Leidenschaft, Kampf, Euphorie, hitzige Wortgefechte, überkochende Emotionen; und dann zog ich die Türe hinter mir zu und verabschiedete mich zum Treffpunkt. :)

Denn an diesem Sonntag lockte die Neuauflage des seit Jahren ähnlich gearteten Duells SC Deining gegen die SG Baiernrain/ D’zell II die Prominenz in den Schmotz-Wasser-und-Wärme-Park. Zum dritten Mal in der laufenden Saison, jedoch zum ersten Mal im Rahmen der neu geschaffenen Meisterrunde gaben sich die beiden Kontrahenten die Ehre und erhofften sich neben Ruhm und Ehre drei Punkte im Wettstreit um den Aufstieg. Und obwohl die Bilanz der jüngeren Vergangenheit in diesem Aufeinandertreffen deutlich für die Gastmannschaft sprach, wurde im Kreise der Heimmannschaft, nicht zuletzt aufgrund des überraschenden Deininger Auswärtssieges in Deisenhofen zum Start der Meisterrunde, ein Duell auf Augenhöhe erwartet.
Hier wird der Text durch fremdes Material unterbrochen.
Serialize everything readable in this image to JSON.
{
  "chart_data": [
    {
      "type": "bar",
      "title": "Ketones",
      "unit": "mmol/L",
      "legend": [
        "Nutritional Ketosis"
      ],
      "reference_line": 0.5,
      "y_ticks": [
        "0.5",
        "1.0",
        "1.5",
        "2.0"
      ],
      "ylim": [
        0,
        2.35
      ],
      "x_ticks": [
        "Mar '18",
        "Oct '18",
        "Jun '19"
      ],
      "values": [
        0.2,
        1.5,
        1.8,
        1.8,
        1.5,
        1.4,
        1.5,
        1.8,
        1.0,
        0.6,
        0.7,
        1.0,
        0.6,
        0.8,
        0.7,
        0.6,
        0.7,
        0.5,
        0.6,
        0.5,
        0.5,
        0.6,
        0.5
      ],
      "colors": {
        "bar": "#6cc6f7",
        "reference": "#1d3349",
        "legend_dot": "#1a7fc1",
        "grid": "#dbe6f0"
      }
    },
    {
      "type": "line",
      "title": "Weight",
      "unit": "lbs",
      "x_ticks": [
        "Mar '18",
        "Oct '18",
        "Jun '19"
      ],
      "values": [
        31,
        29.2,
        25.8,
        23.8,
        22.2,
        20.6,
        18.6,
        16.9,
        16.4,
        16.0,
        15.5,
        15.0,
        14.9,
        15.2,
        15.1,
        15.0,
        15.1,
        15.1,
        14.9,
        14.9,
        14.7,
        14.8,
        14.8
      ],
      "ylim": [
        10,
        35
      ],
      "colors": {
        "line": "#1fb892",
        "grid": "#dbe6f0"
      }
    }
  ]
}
Ein Kader bestehend aus 18 Mann, die Aussicht auf einen Derbysieg, das potenzielle Vorbeiziehen an einem unmittelbaren Konkurrenten, ein ausgelobter Anreiz in Form von Flüssignahrung sowie der Geburtstag von Legende Norbert „Koks“ Strobl lieferten Gründe genug, dem Anpfiff um 15 Uhr positiv entgegenzufiebern und dem geschichtsträchtigen Datum des 02.04. ein weites Großereignis in die Chronik der Welthistorie hinzuzufügen.

Der 2. April bezieht seine Bedeutung nämlich nicht nur aus dem Wiegenfest des Deininger Aufstiegstrainers, sondern auch aus weiteren, ähnlich lang zurückliegenden Ereignissen: am 2. April 568 fallen die Langobarden in Norditalien ein und erheben Gisulf den Ersten zum Herzog von Friaul, am 2. April 1814 erklärt der französische Senat Napoleon Bonaparte für abgesetzt und am selben Datum, 44 Jahre davor, erblickt der deutsche Rittergutsbesitzer und Politiker Carl Friedrich Wilhelm August von Ziegler und Klipphausen in der Oberlausitz das Licht der Welt. An dieser Stelle beiden Urgesteinen alles Gute!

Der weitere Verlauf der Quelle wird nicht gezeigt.